Die Untersuchungsrichterin Daniela Garlaschelli aus Pavia hat den Antrag der Verteidigung auf eine Beweisaufnahme zur Untersuchung der Computer des Opfers sowie von Andrea Sempio abgelehnt . Sempio wurde bereits rechtskräftig verurteilt und wird nun erneut wegen des Mordes an Chiara Poggi im Jahr 2007 in Garlasco untersucht. In ihrer Urteilsbegründung führte die Richterin aus, dass die von den Anwälten der 37-Jährigen im Rahmen einer Beweisaufnahme beantragten Analysen, die einem externen Sachverständigen übertragen werden sollten, bereits Gegenstand einer Beratung im Rahmen der Ermittlungen der Staatsanwaltschaft Pavia seien. Diese umfasse auch Untersuchungen des Stasi-Computers, insbesondere am Abend des 12. August, dem Tag vor dem Mord. Auch Chiaras Computer sei von den Beratern der Staatsanwaltschaft untersucht worden.

Der Richter wies den Antrag mit der Begründung zurück, dass die Voraussetzung fehle, wonach eine mögliche Begutachtung der PCs durch einen externen Sachverständigen, falls sie während des Prozesses durchgeführt würde, mehr als 60 Tage für die Analyse in Anspruch nehmen würde. Dies ist eine verfahrenstechnische Voraussetzung, die es ermöglicht, Beweismittel bereits im Ermittlungsverfahren anzuordnen. In der Anordnung heißt es, dass die Staatsanwaltschaft Pavia am 20. Januar ihren Berater beauftragt habe, Computertests an der forensischen Kopie des Stasi-PCs im Zusammenhang mit dem Abend des 12. August 2007 sowie an Chiaras PC durchzuführen . Der technische Berater der Staatsanwaltschaft erklärte zudem, dass die Analyse der beiden forensischen Kopien 60 Tage nicht überschreiten würde. Der Untersuchungsrichter entschied, den Antrag der Verteidigung mangels der Voraussetzung, dass eine solche Sachverständigenbegutachtung den Prozess um mehr als zwei Monate verzögern würde, zurückzuweisen.

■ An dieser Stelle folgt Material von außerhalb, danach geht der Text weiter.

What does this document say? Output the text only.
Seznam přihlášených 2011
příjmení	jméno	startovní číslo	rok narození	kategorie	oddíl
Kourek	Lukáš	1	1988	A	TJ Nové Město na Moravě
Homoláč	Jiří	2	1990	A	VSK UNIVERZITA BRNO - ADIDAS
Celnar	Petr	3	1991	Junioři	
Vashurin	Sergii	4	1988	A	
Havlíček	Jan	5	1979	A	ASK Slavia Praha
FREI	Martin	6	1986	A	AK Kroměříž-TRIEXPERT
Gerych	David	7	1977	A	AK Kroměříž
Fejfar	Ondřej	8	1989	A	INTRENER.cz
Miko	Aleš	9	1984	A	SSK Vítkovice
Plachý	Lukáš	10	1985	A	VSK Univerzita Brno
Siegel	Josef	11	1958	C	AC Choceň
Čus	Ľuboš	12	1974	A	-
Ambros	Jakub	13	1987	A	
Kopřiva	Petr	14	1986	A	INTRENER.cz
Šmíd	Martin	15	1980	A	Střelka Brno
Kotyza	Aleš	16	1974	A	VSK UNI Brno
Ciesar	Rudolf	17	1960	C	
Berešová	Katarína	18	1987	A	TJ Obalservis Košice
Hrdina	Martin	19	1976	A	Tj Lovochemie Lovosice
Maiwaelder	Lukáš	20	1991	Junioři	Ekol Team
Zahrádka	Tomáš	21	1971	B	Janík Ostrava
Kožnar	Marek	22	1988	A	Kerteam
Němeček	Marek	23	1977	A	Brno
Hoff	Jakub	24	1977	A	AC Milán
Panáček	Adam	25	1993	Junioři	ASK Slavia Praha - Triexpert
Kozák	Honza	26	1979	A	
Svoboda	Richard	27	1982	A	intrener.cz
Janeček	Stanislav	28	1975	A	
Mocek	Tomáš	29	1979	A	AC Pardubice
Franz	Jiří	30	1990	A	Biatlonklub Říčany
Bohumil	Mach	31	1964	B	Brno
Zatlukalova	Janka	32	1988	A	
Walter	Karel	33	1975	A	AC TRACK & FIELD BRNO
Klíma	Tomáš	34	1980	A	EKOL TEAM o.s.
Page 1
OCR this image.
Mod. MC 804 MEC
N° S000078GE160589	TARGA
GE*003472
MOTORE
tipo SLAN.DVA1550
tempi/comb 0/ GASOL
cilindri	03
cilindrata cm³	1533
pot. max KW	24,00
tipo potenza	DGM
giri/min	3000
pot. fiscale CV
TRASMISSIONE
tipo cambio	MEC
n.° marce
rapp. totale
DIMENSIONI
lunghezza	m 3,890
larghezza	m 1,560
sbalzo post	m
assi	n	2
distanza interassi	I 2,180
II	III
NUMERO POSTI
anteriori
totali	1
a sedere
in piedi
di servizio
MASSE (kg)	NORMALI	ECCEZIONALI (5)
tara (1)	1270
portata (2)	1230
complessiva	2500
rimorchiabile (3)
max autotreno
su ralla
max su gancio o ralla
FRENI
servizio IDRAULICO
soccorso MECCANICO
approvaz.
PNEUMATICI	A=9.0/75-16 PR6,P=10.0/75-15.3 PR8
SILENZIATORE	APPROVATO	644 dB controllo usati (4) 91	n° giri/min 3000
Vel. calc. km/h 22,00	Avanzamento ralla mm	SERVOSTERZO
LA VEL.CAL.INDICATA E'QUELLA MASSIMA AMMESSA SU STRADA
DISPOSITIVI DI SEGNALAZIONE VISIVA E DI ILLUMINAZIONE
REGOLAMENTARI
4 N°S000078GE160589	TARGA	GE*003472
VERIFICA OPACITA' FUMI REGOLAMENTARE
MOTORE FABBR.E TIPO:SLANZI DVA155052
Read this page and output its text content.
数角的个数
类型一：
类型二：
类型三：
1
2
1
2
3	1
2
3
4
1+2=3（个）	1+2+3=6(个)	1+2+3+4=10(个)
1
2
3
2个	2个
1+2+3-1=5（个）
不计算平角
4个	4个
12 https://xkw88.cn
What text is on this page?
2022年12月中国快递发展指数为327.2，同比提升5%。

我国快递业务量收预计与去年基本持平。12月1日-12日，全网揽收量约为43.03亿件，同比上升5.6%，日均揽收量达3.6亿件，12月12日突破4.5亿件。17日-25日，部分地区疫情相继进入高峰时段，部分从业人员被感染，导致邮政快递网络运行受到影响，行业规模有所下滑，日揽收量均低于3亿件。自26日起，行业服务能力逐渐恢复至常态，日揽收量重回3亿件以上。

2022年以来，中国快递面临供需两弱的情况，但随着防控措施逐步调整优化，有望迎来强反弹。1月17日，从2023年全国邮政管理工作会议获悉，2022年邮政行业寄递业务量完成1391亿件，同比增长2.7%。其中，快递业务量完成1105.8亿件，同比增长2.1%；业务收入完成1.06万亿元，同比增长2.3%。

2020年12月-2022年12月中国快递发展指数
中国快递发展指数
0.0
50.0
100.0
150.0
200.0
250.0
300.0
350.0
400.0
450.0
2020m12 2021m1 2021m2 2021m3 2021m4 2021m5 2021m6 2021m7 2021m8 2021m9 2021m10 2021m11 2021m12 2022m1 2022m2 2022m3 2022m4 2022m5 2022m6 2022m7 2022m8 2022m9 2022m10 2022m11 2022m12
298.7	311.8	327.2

In den vergangenen Tagen veröffentlichten die Anwälte der Familie Poggi, Gian Luigi Tizzoni und Francesco Compagna, ihre Analyse des Stasi-Computers. Diese ergab, dass Chiara Poggi am Abend vor ihrem Mord, als ihr Freund etwa zehn Minuten abwesend war, auf den Ordner zugegriffen hatte, in dem die ehemalige Bocconi-Absolventin die zahlreichen, bereits untersuchten pornografischen Dateien nach Genre sortiert hatte. Laut den Anwälten handelte es sich um einen beispiellosen Befund, der ihrer Ansicht nach mit dem Mordmotiv zusammenhängt. „Sicher ist, dass die von der Verteidigung Poggi vorgelegten Informationen durch die ersten Ermittlungen keineswegs bestätigt werden, wie bereits in einem Gutachten festgestellt wurde“, erklärten die Stasi-Anwälte Giada Bocellari und Antonio De Rensis. Sie kündigten an, die forensische Analyse auf Chiara Poggis Computer auszuweiten, um nach relevanten Beweisen zu suchen.

Sollte angesichts der neuen Ermittlungen gegen Sempio eine Beweisaufnahme eingeleitet werden, so hieß es weiter, müsse diese „genau an diesem Computer“ durchgeführt werden, „und keinesfalls an dem der Stasi“. Die neue Untersuchung geht der Hypothese nach, dass jemand ein intimes Video der beiden jungen Leute auf dem Computer des Studenten angesehen haben könnte. Sempios Verteidigung, vertreten durch die Anwälte Liborio Cataliotti und Angela Taccia, interessiert sich dafür, ob die Computeruntersuchungen Hinweise auf ein Motiv der Stasi liefern oder die Unschuld des 37-Jährigen untermauern könnten. Der Beschluss des Untersuchungsrichters besagt, dass die Staatsanwaltschaft die Analyse beider Computer angeordnet hat.